Immigration professionnelle : Comment recruter un salarié directement depuis l’étranger pour un poste en France ?

Certaines entreprises françaises éprouvent de réelles difficultés de recrutement, soit en raison de leur secteur d’activité particulier, soit en raison du faible nombre de candidats qualifiés sur le marché du travail. Afin de pallier cette pénurie, les entreprises peuvent recruter directement des salariés depuis l’étranger pour un poste situé en France. Pour cela, il existe deux procédures : l’introduction de salariés étrangers et le passeport talent.

1) La procédure d’introduction de salariés étrangers (« procédure d’introduction »).

Cette procédure s’applique lorsque l’employeur n’a pas trouvé de candidats qualifiés ou peu de profils pour le poste en France. Il s’agit de la procédure classique de recrutement de salariés depuis l’étranger pour un poste en France.
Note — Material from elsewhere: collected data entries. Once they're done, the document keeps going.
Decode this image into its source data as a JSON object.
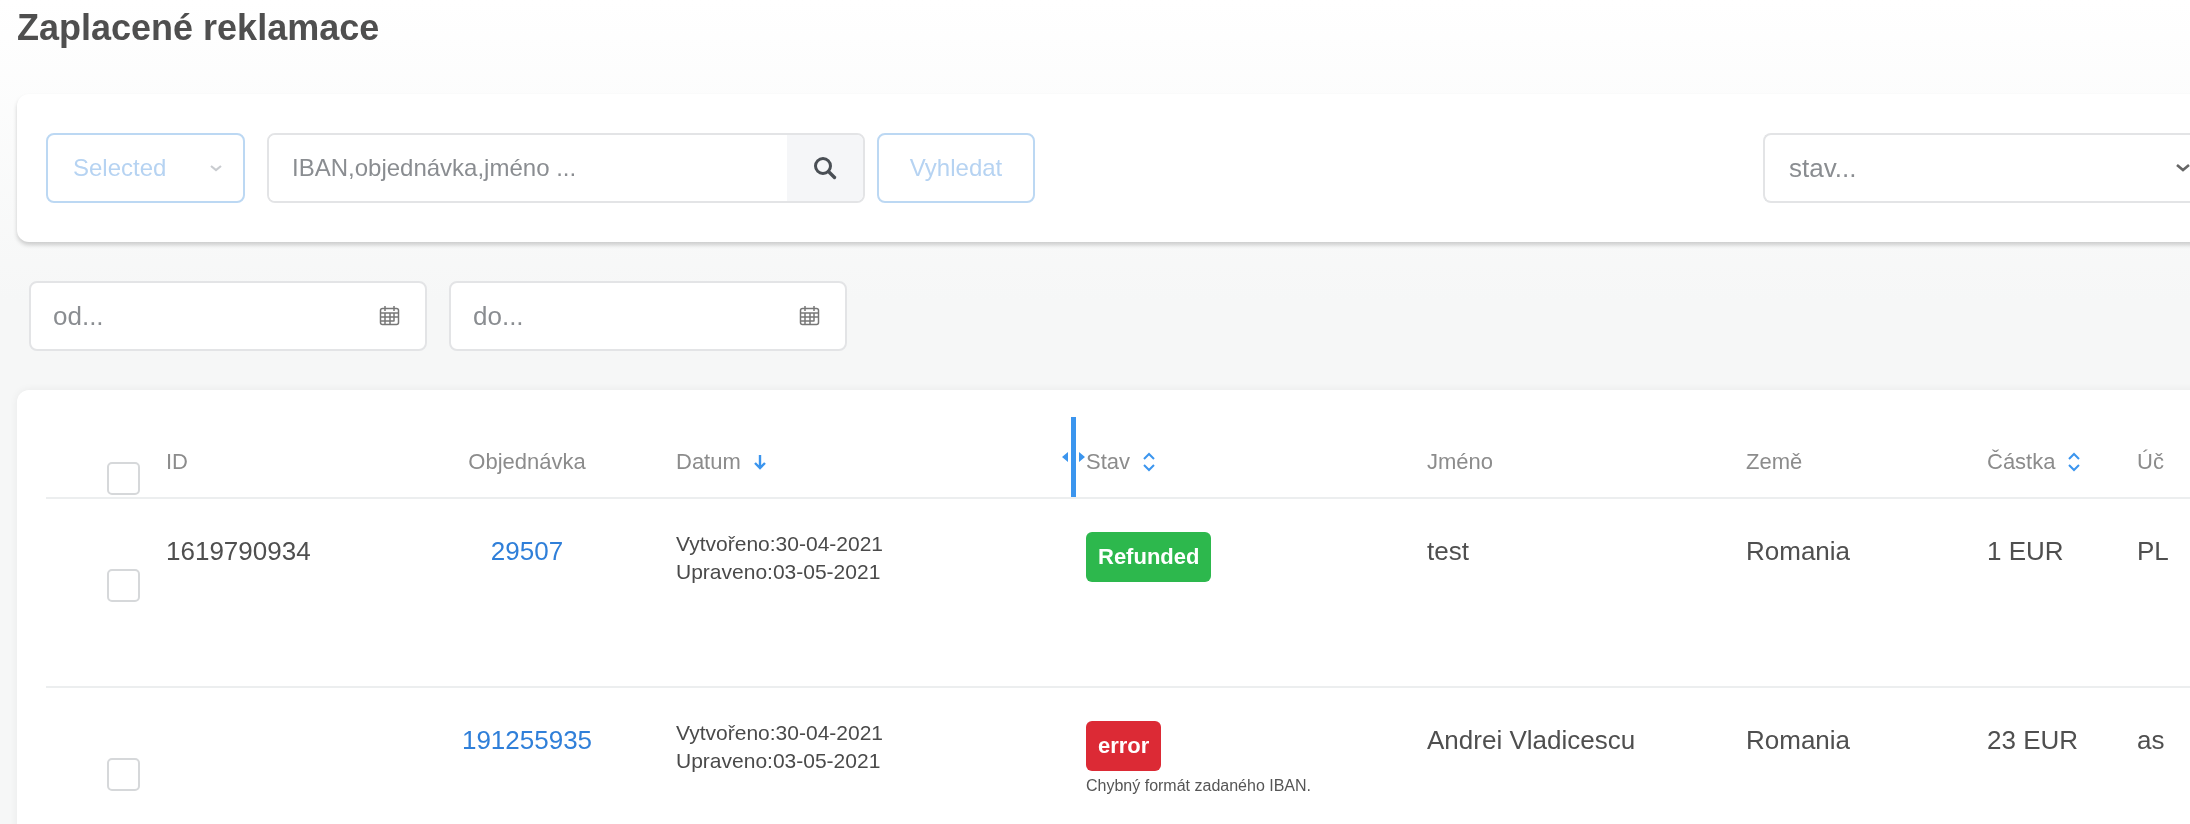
{
  "title": "Zaplacené reklamace",
  "filters": {
    "scope": {
      "value": "Selected"
    },
    "search": {
      "placeholder": "IBAN,objednávka,jméno ..."
    },
    "search_button": "Vyhledat",
    "status_select": {
      "placeholder": "stav..."
    },
    "date_from": {
      "placeholder": "od..."
    },
    "date_to": {
      "placeholder": "do..."
    }
  },
  "table": {
    "select_all": {
      "checked": false
    },
    "columns": [
      {
        "label": "ID"
      },
      {
        "label": "Objednávka"
      },
      {
        "label": "Datum",
        "sorted_descending": true,
        "resize_handle": true
      },
      {
        "label": "Stav",
        "sortable": true
      },
      {
        "label": "Jméno"
      },
      {
        "label": "Země"
      },
      {
        "label": "Částka",
        "sortable": true
      },
      {
        "label": "Úč"
      }
    ],
    "rows": [
      {
        "checked": false,
        "id": "1619790934",
        "order": "29507",
        "created": "Vytvořeno:30-04-2021",
        "updated": "Upraveno:03-05-2021",
        "status": {
          "label": "Refunded",
          "kind": "success"
        },
        "name": "test",
        "country": "Romania",
        "amount": "1 EUR",
        "column_8": "PL"
      },
      {
        "checked": false,
        "order": "191255935",
        "created": "Vytvořeno:30-04-2021",
        "updated": "Upraveno:03-05-2021",
        "status": {
          "label": "error",
          "kind": "error",
          "message": "Chybný formát zadaného IBAN."
        },
        "name": "Andrei Vladicescu",
        "country": "Romania",
        "amount": "23 EUR",
        "column_8": "as"
      }
    ]
  }
}
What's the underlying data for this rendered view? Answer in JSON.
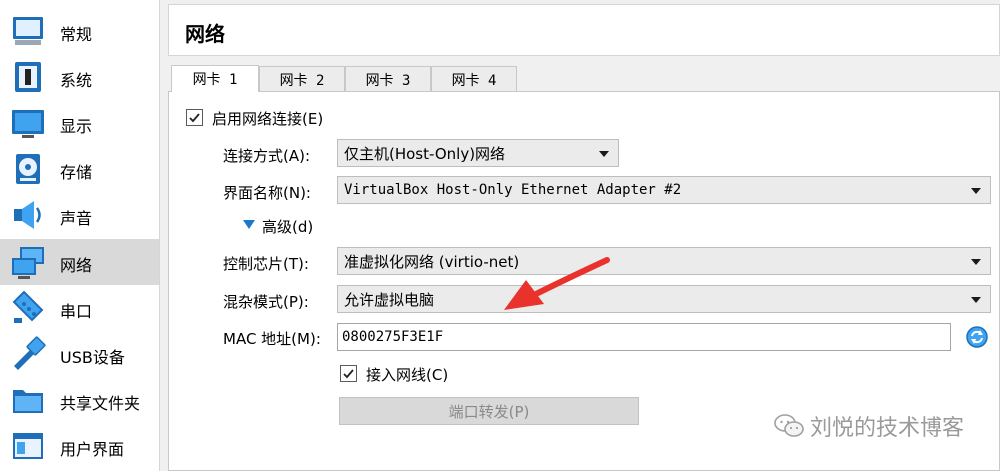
{
  "sidebar": {
    "items": [
      {
        "label": "常规",
        "icon": "monitor-icon"
      },
      {
        "label": "系统",
        "icon": "chip-icon"
      },
      {
        "label": "显示",
        "icon": "display-icon"
      },
      {
        "label": "存储",
        "icon": "disk-icon"
      },
      {
        "label": "声音",
        "icon": "speaker-icon"
      },
      {
        "label": "网络",
        "icon": "network-icon",
        "active": true
      },
      {
        "label": "串口",
        "icon": "serial-port-icon"
      },
      {
        "label": "USB设备",
        "icon": "usb-icon"
      },
      {
        "label": "共享文件夹",
        "icon": "folder-icon"
      },
      {
        "label": "用户界面",
        "icon": "window-icon"
      }
    ]
  },
  "header": {
    "title": "网络"
  },
  "tabs": [
    {
      "label": "网卡 1",
      "active": true
    },
    {
      "label": "网卡 2"
    },
    {
      "label": "网卡 3"
    },
    {
      "label": "网卡 4"
    }
  ],
  "adapter": {
    "enable_label": "启用网络连接(E)",
    "enable_checked": true,
    "attached_label": "连接方式(A):",
    "attached_value": "仅主机(Host-Only)网络",
    "name_label": "界面名称(N):",
    "name_value": "VirtualBox Host-Only Ethernet Adapter #2",
    "advanced_label": "高级(d)",
    "chip_label": "控制芯片(T):",
    "chip_value": "准虚拟化网络 (virtio-net)",
    "promisc_label": "混杂模式(P):",
    "promisc_value": "允许虚拟电脑",
    "mac_label": "MAC 地址(M):",
    "mac_value": "0800275F3E1F",
    "cable_label": "接入网线(C)",
    "cable_checked": true,
    "port_forward_label": "端口转发(P)"
  },
  "watermark": {
    "text": "刘悦的技术博客"
  },
  "colors": {
    "accent": "#1e78c8",
    "arrow": "#e8322b",
    "active_row": "#d9d9d9"
  }
}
La procédure d’introduction de salariés étrangers, communément appelée « procédure d’introduction », se déroule en deux étapes.

1.1) Dépôt du dossier d’introduction par l’employeur auprès de la Direccte.

Après avoir déposé une offre auprès de Pôle emploi sans avoir trouvé de profils suffisamment qualifiés, l’employeur devra préparer un dossier d’introduction de salarié étranger (autorisation de travail) auprès de la Direccte du futur lieu de travail du salarié [1].

Ce dossier comprend : le contrat de travail conclu entre l’employeur et le futur salarié, l’engagement de paiement des taxes à l’OFII, un imprimé relatif aux conditions de logement du salarié ainsi que des éléments justifiant de ses qualifications professionnelles.

La Direccte examinera les points suivants :
- La qualification du salarié par rapport à l’annonce de poste déposée (CV, diplômes) ;
- Le respect par l’employeur des règles fixées par le Code du travail ;
- La situation de l’emploi dans le secteur professionnel et la zone géographique concernée.

Pour certains métiers caractérisés par de réelles difficultés de recrutement en fonction de la région, la situation de l’emploi n’est pas opposable. Ces emplois sont répertoriés en tant que « liste des métiers sous tension » [2].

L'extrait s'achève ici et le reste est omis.